En aquel tiempo, subiendo Jesús a Jerusalén, tomando aparte a los Doce, les dijo por el camino: «Mirad, estamos subiendo a Jerusalén, y el Hijo del hombre va a ser entregado a los sumos sacerdotes y a los escribas, y lo condenarán a muerte y lo entregarán a los gentiles, para que se burlen de él, lo azoten y lo crucifiquen; y al tercer día resucitará».
Entonces se le acercó la madre de los hijos de Zebedeo con sus hijos y se postró para hacerle una petición.
Él le preguntó: «¿Qué deseas?».
Ella contestó: «Ordena que estos dos hijos míos se sienten en tu reino, uno a tu derecha y el otro a tu izquierda».
Pero Jesús replicó: «No sabéis lo que pedís. ¿Podéis beber el cáliz que yo he de beber?».
Contestaron: «Podemos».
Él les dijo: «Mi cáliz lo beberéis; pero sentarse a mi derecha o a mi izquierda no me toca a mí concederlo, es para aquellos para quienes lo tiene reservado mi Padre».

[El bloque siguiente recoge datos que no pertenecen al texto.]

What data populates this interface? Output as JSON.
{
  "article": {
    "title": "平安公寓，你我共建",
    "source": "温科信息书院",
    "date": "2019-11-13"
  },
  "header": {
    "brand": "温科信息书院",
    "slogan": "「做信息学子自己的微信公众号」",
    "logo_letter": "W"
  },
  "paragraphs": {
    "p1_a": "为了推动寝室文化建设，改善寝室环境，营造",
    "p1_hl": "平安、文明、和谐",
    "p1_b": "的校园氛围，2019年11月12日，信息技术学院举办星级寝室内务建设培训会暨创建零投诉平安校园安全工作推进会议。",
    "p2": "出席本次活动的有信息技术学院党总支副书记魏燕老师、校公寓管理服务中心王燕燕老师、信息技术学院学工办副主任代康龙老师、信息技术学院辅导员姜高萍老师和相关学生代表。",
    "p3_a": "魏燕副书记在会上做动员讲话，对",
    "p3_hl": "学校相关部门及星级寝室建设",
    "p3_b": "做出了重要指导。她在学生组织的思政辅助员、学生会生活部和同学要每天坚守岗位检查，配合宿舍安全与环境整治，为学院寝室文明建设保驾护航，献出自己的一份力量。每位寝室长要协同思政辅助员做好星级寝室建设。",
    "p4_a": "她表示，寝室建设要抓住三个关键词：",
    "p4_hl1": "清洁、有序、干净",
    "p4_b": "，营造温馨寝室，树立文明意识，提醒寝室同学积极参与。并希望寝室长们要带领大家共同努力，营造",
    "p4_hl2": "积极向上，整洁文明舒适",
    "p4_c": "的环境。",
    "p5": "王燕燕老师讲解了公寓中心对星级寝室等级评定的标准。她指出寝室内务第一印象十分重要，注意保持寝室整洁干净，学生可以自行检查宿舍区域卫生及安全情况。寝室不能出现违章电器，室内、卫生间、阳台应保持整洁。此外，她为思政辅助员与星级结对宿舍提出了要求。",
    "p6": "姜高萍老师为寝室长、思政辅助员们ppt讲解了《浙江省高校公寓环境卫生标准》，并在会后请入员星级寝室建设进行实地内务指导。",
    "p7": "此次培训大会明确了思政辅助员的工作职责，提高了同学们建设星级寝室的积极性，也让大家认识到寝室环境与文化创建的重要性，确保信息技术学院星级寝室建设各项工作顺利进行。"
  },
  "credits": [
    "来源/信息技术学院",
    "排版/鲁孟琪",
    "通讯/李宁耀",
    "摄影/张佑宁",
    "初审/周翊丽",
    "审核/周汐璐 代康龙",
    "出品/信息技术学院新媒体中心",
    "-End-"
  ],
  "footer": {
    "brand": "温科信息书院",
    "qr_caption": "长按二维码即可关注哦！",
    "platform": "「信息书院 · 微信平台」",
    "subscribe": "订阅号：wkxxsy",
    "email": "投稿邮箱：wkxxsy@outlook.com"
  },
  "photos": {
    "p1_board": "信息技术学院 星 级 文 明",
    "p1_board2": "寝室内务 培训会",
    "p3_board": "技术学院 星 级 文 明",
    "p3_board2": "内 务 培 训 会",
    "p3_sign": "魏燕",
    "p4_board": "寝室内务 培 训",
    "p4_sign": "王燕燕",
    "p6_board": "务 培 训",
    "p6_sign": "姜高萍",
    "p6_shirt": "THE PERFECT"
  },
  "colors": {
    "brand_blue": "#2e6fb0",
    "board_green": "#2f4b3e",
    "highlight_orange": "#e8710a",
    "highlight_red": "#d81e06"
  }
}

Los otros diez, al oír aquello, se indignaron contra los dos hermanos. Y llamándolos, Jesús les dijo: «Sabéis que los jefes de los pueblos los tiranizan y que los grandes los oprimen. No será así entre vosotros: el que quiera ser grande entre vosotros, que sea vuestro servidor, y el que quiera ser primero entre vosotros, que sea vuestro esclavo.

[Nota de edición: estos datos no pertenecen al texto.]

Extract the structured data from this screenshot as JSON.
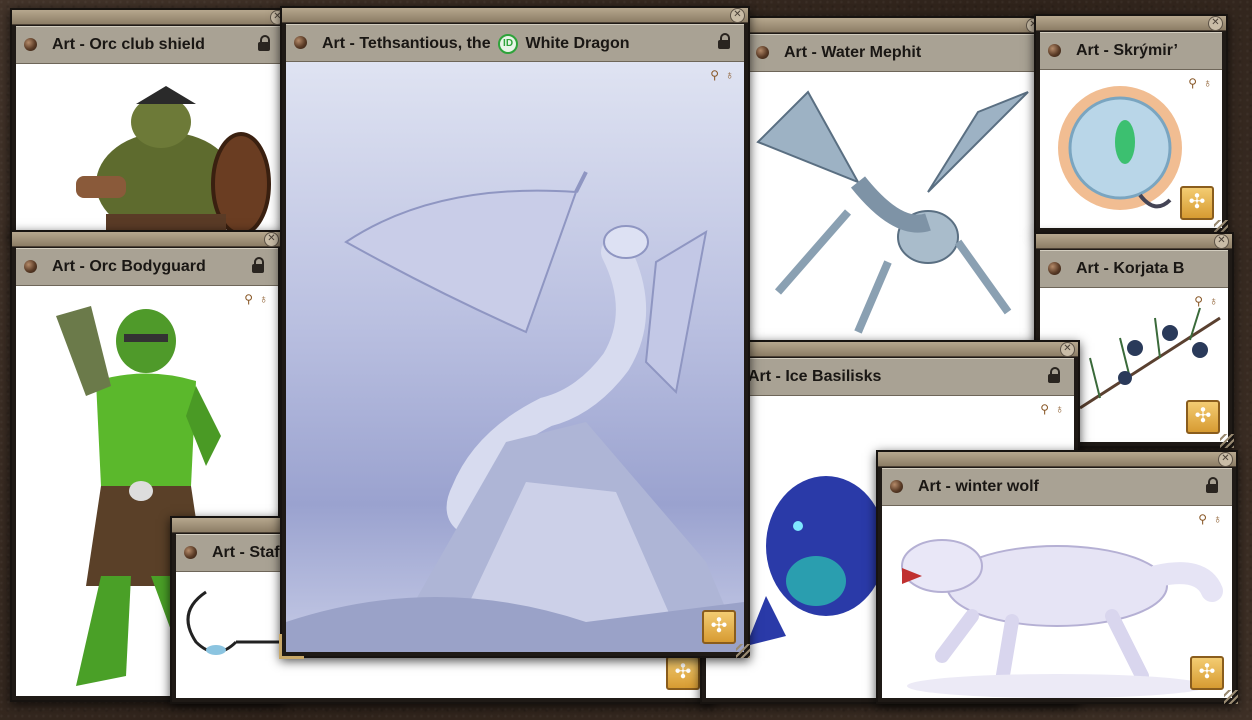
{
  "windows": {
    "orc_shield": {
      "title": "Art - Orc club shield"
    },
    "orc_bodyguard": {
      "title": "Art - Orc Bodyguard"
    },
    "staff": {
      "title": "Art - Staf"
    },
    "dragon": {
      "title_prefix": "Art - Tethsantious, the",
      "id_badge": "ID",
      "title_suffix": "White Dragon"
    },
    "mephit": {
      "title": "Art - Water Mephit"
    },
    "skrymir": {
      "title": "Art - Skrýmir’"
    },
    "korjata": {
      "title": "Art - Korjata B"
    },
    "basilisks": {
      "title": "Art - Ice Basilisks"
    },
    "winter_wolf": {
      "title": "Art - winter wolf"
    }
  },
  "icons": {
    "close": "✕",
    "share": "✣",
    "pin_a": "⚲",
    "pin_b": "♁"
  }
}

Igual que el Hijo del hombre no ha venido a ser servido sino a servir y a dar su vida en rescate por muchos» (San Mateo 20, 17-28).
COMENTARIO
Sabemos por experiencia cotidiana que comunicar con el otro no es sencillo, cuando se quiere hacer comprender algo nuevo. Jesús se encamina a Jerusalén, a su pasión, muerte y resurrección. Quiere prevenir a sus discípulos y les cuenta lo que ocurrirá. Sabe que no pueden comprenderlo ahora, pero sí cuando vuelva resucitado, como ocurrirá con los discípulos que encontrará en el camino a Emaús. Ahora ha acabado de hablar y la madre de los hijos de Zebedeo le hace una petición: no ha comprendido las palabras, quizás aquello de una traición, azotes y crucifixión le ha dejado desconcertada, pero hace lo único que puede: confiar y pedir. Confía en ese buen final de una resurrección que no puede entender, de un reino que vendrá y que tampoco sabe cómo, y con la audacia que da la confianza de la amistad, de haber visto y vivido tantas cosas cerca de Jesús, en sus hijos y en ella, lo pide todo.
Supongo que al Señor debió gustarle aquella confianza, y seguramente su santa humanidad se sintió acompañada en aquel difícil camino a Jerusalén cuando, además, Santiago y Juan manifestaron su deseo de beber el oscuro cáliz que estaba por venir, con tal de estar con Él en su reino. Parece un buen itinerario de confianza en medio de los claroscuros de la fe en este camino de la Cuaresma, que no termina en sí misma, sino en la alegría de renacer, en la resurrección.